COVID-19 is a respiratory illness caused by a novel, or new, coronavirus that has not been previously identified. It is not the same as the type of coronavirus that causes the common cold.

COVID-19 is most commonly spread from an infected person to others through:
• Respiratory droplets released into the air by coughing and sneezing;
• Close personal contact, such as touching or shaking hands;
• Touching an object or surface with the virus on it, then touching your mouth, nose, or eyes before washing your hands; and
• Rarely, fecal contamination.

Many people who acquire COVID-19 will have mild symptoms, can self-isolate and do not need to be tested. Older individuals and those with underlying medical conditions are at higher risk for severe illness.

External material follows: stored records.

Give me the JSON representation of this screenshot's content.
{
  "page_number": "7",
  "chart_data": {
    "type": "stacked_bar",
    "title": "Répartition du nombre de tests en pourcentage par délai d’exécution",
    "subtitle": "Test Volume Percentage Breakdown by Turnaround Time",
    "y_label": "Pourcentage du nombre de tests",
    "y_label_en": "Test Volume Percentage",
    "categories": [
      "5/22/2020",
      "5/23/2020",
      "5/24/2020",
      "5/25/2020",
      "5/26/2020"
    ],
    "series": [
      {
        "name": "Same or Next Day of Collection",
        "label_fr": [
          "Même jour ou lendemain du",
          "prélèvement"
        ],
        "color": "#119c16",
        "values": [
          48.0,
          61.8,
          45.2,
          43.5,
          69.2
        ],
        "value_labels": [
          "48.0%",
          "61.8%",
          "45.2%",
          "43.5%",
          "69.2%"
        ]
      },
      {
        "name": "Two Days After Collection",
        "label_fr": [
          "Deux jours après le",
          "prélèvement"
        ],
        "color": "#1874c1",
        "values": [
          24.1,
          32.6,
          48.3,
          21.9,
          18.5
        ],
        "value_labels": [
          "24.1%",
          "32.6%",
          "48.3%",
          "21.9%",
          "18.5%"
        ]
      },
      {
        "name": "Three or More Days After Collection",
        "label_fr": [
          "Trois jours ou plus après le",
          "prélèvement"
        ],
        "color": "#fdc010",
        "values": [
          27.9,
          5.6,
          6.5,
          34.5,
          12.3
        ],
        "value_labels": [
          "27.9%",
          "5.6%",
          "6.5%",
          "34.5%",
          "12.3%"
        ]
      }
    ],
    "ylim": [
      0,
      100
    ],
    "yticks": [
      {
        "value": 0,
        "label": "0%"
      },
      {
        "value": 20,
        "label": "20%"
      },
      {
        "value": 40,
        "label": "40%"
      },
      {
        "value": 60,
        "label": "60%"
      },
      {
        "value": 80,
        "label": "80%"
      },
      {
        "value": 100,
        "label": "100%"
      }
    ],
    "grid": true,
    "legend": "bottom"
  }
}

The best ways to protect yourself are to wash your hands often with soap and water for at least 20 seconds, avoid touching your face with unwashed hands, avoid close contact with people who are sick, stay home when you’re sick, cover your cough or sneeze and clean and disinfect frequently touched objects and surfaces.

Frequently touched surfaces could include door handles, countertops, pump handles at gas stations, pay key pads at stores and money.